Don, Karl, Crete, Terre Haute

Terre Haute, nestled near Indiana’s western border, is a magical wonderland. Of sorts. It has a well-documented, ongoing battle between an enormous population of crows and residents who shoot flare guns and fireworks at all hours of the night to scare them away. The birthplace of Max Ehrmann, the Coca-Cola Bottle, and Eugene Debs, its geography is so criss-crossed with railroad tracks that John Dillinger reportedly swore he’d never rob a bank in Terre Haute because his escape would probably be blocked by a train. And if he never said that, I’d believe he did. As someone who attended college in Terre Haute and whose first two books contain a lot of poems written in or about The Haute (which is what the cool kids call the city; also “The Big Dirty”), I can attest that being stuck in traffic for 45 minutes due to a train barreling through the intersection not only happens like all the freaking time, it’s also a legitimate excuse for being late to class. Fun stuff.

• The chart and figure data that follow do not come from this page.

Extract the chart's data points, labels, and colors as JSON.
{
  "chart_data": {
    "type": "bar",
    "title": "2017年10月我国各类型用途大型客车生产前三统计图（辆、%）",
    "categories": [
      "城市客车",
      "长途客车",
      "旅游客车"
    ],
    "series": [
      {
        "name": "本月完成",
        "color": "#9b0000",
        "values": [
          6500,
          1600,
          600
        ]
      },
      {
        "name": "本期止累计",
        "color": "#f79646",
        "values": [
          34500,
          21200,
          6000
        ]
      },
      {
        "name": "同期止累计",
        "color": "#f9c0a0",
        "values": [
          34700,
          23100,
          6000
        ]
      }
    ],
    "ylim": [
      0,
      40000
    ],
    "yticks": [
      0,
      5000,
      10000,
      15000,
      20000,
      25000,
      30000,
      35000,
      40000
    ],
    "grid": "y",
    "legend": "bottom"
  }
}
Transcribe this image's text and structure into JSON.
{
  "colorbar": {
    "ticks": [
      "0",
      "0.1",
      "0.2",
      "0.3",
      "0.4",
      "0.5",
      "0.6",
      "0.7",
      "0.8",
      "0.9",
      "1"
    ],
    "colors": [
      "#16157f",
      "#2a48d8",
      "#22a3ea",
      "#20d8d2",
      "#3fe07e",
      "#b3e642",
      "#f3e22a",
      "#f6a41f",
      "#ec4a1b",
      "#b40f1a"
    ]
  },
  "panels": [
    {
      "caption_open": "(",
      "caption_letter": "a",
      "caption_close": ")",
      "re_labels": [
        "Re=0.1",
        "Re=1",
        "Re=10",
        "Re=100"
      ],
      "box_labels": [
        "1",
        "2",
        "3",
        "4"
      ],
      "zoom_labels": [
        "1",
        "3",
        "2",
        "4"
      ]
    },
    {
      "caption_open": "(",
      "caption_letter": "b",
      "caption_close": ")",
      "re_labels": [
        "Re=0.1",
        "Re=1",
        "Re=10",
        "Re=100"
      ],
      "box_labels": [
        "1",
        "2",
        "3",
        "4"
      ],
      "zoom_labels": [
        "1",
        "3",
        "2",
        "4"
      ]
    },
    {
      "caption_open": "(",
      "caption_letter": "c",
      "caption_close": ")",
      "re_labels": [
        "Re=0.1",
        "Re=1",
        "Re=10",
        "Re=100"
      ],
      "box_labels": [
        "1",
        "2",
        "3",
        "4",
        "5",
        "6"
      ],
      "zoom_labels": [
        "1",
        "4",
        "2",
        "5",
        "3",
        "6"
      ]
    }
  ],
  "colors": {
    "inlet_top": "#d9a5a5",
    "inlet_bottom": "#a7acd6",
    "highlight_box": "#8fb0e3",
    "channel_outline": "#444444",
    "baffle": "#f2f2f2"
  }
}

There are a ton of neat things about Terre Haute and the surrounding area (like Vigo county being one of the best bellwethers for presidential elections), and there are a ton of not-so-great things (like all the meth). But let’s focus on one of the neat things.

The Fair Press.

To be fair, what I know about the Fair Press is fairly little and not very pressing (OK, I’m done, I swear). I did find a website, which contains info for a single book and touts the Fair Press as the publisher of the Snowy Egret, the “oldest independent U.S. Journal of Nature Writing,” which in and of itself seems pretty durn cool. I see a P.O. Box listed on its site, but not a physical address.

However, I know that at least at one time, The Fair Press resided at 1638 North 10th Street in Terre Haute (That current location is right across from Union Hospital, where I have been admitted twice: once for severe dehydration, and another time because I broke my hand by punching a concrete floor. I never claimed to be the most intelligent person. I digress). I also know that a person named Karl Barnebey worked there, and that Karl used hand-lettered, calligraphic aluminum plates to print at least one book. It says so right here:


This is on the last page of a book of poetry called “Born of  Cretan Spring,” written by Prof. Donald Jennerman (who taught at ISU) and published in 1981. My copy is signed and dated by the author and has a little sticker on the front that says “Local Author” because I bought it in Terre Haute at a now-defunct bookstore called BookNation, which was a fantastic bookery run by a city councilman. But, again, I digress.

Go ahead and read the words in that image again and see what pops out at you. What pops out at me is that the plates used for the printing process are hand-lettered calligraphic plates. Each letter and number in the book (hell, even the price tag on the back cover) is the product of a hand-made symbol.


That’s not something you see too often anymore (“That” being the hand-lettered aspect of the printing, not the $3 price tag for a poetry book, although I haven’t seen that in a while, either). Not that there’s anything wrong with hand-lettered books being on the rare side. Someone (Karl) would need the proper tools, machines, and training to print text derived from hand-lettered, flowing calligraphy, and those tools, machines, and training aren’t nearly as accessible or as common as a laptop or a printer. Printing a book the longer and more painstaking way takes time, dedication, and knowledge of craft and process. Every time I hold this book, I know I’m holding something truly unique.

Plus the poems are pretty durn cool.

Anyways, next time you’re in Terre Haute (It is, after all, a travel and vacation hotspot. Right?), check out 1638 North 10th Street and see what’s there now. (Unless it’s someone’s house. Please don’t peek in the windows.) Whatever’s there is on the spot where Karl used cool hand-lettered plates to print Don’s poetry.

Also, another digression: if you do go to Terre Haute, please go to Sonka’s Irish Pub and get the cheese-stuffed brew pretzels. With the beer mustard. They’re delicious.